Your date of birth:

20 June 1971

The name of the law school from which you received your first law degree:

National Law School of India

Current law firm and office:

Jayaram & Jayaram, Bangalore

Position within the firm:


Details of any past law firms that you have worked for:

Allen & Overy, London

The key practice areas in which you work:

IT/IP Law, E-Commerce, Media Law (Traditional And New Media), Data Protection and Privacy, Cross-Border M&A, General Corporate and Licensing, Aviation Transactions, Technology Transactions (Engineering Supply and Design Contracts)

Why you chose to focus in these areas:

I am fascinated by innovation and invention, by the human capacity to design and shape our environment and push the envelope of what is possible scientifically.
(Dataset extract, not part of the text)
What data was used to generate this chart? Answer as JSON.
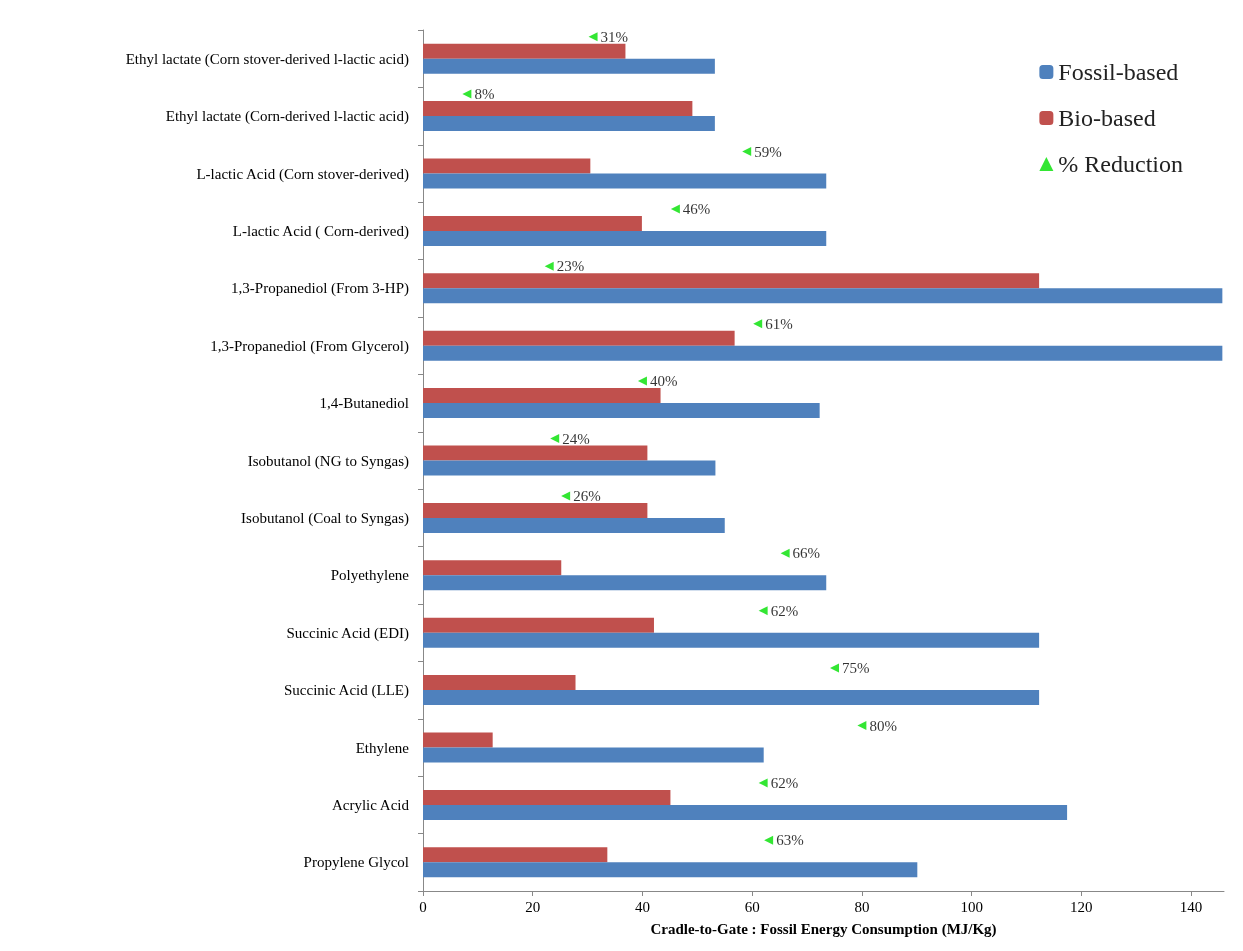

Therefore, transactions that feature technology and design in some way are always rewarding and enriching, as I always learn something from my clients and the deals about gadgets, applications and systems, scientific methods and processes, and ways of thinking about the world. If I am not writing that novel, making that film, inventing that must-have gadget or coding the next big game, I can at least live vicariously through clients who are, and help them deliver their ambitions. Fundamentally, deals that involve these elements are just more fun, and the people who inhabit these universes are also endlessly fascinating. I am also interested in information as the new currency, and feel very strongly about privacy and data protection regimes attempting to balance various competing interests. I suppose the common thread is that I like dealing with the intangible, with the ideas that live in people’s heads and with bits of data whizzing around the ether, and I like giving them life.

Details of the matter that you have worked on in your career to date that you are most proud of, and why:

I am most proud of the first two acquisitions that I did for an Indian client (Dynamatic Technologies Limited) after returning to India from England. They acquired a hydraulics company in Swindon, and then an aero-structures company in Bristol, and both deals gave me a deep dive into the new India, the emerging economic shifts, and a world where Indian clients were looking outwards to do deals. They also situated me perfectly between India and Europe, and allowed me to draw on skill sets that were then quite unique in the market. As a dual-qualified lawyer, and one who also straddles the two cultures, I felt I contributed more than just legal skills, and helped hand-hold a favourite client through its first ever outward bound deals, while also securing the trust of the target’s lawyers. I also got to walk around the shop floors of both companies, get excited about their industrial facilities (I am an architecture and design nerd), and walk away with the gift of a part from Concorde – machined by one of the target’s employees. Those two deals, back to back, cemented my sense of myself in a truly international context, and reinforced the value I add by being able to talk about Arsenal and the Royal Ballet, in between indemnity clauses and liability caps.

The name of any more senior lawyers that you look up to or consider to be mentors:

Colleen Keck at Allen & Overy, for her sharpness and ability to unpack any contract to its essentials, and her panache in dealing with clients. Laurence Jacobs (then at Allen & Overy) for retaining his humanity in a large partnership, and understanding that people have lives beyond the office. Nigel Kemp at Citigroup, for being a team player and for his ability to defuse a tense deadlock with delicacy and a perfectly judged joke. Monroe Price, professor at the University of Pennsylvania, for his innovative efforts to use the law for important advocacy and freedom of speech work, and for having more energy and curiosity in his 70s than most jaded younger lawyers do. Richard Danbury, who showed me the importance of fundamentals and how to work on a PhD. And my parents, both lawyers, who warned me against being a lawyer yet loved it when I became one. My father, in particular, for his felicity with legal language, his ability to see the big picture, and his belief that clients sometimes pay us to learn new things and how grateful we should be for the opportunity to grow every single day.